Unfortunately we lost our darling Ollie in February last year. He is the gorgeous boy in my profile picture.

Here is our new lad Dillon.



















Very young here.


----------



## Netpon (Feb 21, 2012)

He is gorgeous!!!!


----------



## Lynn1959 (Aug 11, 2010)

Netpon said:


> He is gorgeous!!!!


Thank you he is a lovely cuddle monster till he starts nibbling or worse still have a bite which we are working on and he is getting there slowly. Wouldn't be without him though for all his naughtiness.


----------



## babycham2002 (Oct 18, 2009)

awww he is just scrummy 
I have an 11 month old Dillon as well who is also a terror, perhaps there is something in the name  
He is the opposite end of the size scale to your Dillon though, the mahogany dog in my signature  He weighs less than 5 kgs


----------



## Lynn1959 (Aug 11, 2010)

babycham2002 said:


> awww he is just scrummy
> I have an 11 month old Dillon as well who is also a terror, perhaps there is something in the name
> He is the opposite end of the size scale to your Dillon though, the mahogany dog in my signature  He weighs less than 5 kgs


Thank you.
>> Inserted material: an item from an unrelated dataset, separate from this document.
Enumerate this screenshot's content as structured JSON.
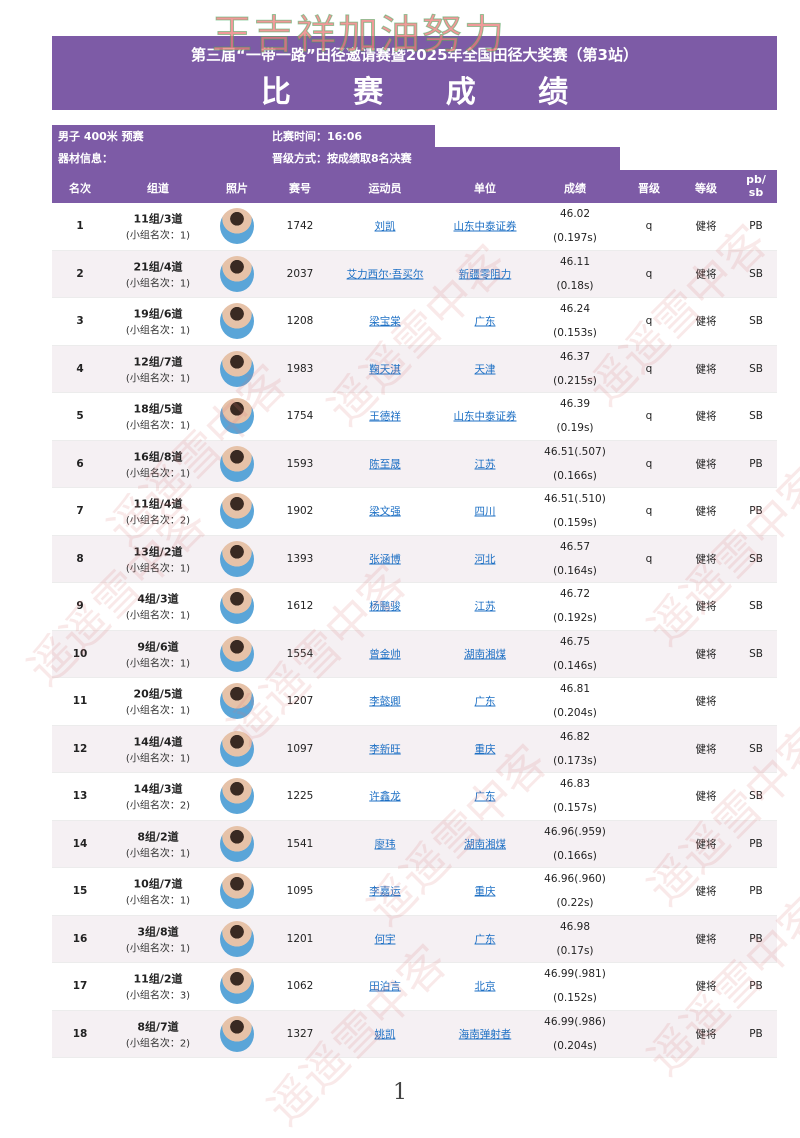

Maybe Dillon translates into naughty boy.
A case of little and large with your Dillon and mine.


----------



## Kinjilabs (Apr 15, 2009)

He's lovely


----------



## SixStar (Dec 8, 2009)

Gorgeous, gorgeous boy!


----------



## tattoogirl73 (Jun 25, 2011)

he's growing up so fast. he is a stunning boy :001_wub::001_wub:


----------



## Sarah+Hammies (Jul 20, 2009)

Aww he's lovely


----------



## Lynn1959 (Aug 11, 2010)

Kinjilabs said:


> He's lovely


Thank you.


----------



## Lynn1959 (Aug 11, 2010)

SixStar said:


> Gorgeous, gorgeous boy!


Thank you I see you have a Bernese too.


----------



## Lynn1959 (Aug 11, 2010)

tattoogirl73 said:


> he's growing up so fast. he is a stunning boy :001_wub::001_wub:


Thank you shame his brain isn't catching up with his body.


----------



## Lynn1959 (Aug 11, 2010)

Sarah+Hammies said:


> Aww he's lovely


Thank you.


----------



## kate_7590 (Feb 28, 2009)

Dillon really is lovely 
Nice to see you here Lynn x


----------



## Lynn1959 (Aug 11, 2010)

kate_7590 said:


> Dillon really is lovely
> Nice to see you here Lynn x


Hi and thank you some names are very familiar.
Must try not to stay away so long this time.


----------



## harrys_mum (Aug 18, 2010)

wow hes stunning.
michelle x


----------



## JordanRose (Mar 10, 2012)

What a beautiful boy! :001_wub:


----------



## jenny armour (Feb 28, 2010)

now that ikswhat i call a dog


----------



## emmaviolet (Oct 24, 2011)

Oh my word he is just so beautiful!!!

What a lovely boy!


----------



## Luz (Jul 28, 2012)

Oh no not another Bernese Mountain Dog! I am so JEALOUS. He is GORGEOUS! :001_tt1: I want to adopt an old BMD. But having to wait till OH has got used to having 3 dogs first!


----------



## mrsaxlrose (Oct 28, 2009)

A holy terror? Surely not. Looks like butter wouldn't melt


----------



## Kezz (Nov 2, 2012)

Aw, he's gorgeous, I have a Dillon too, great name


----------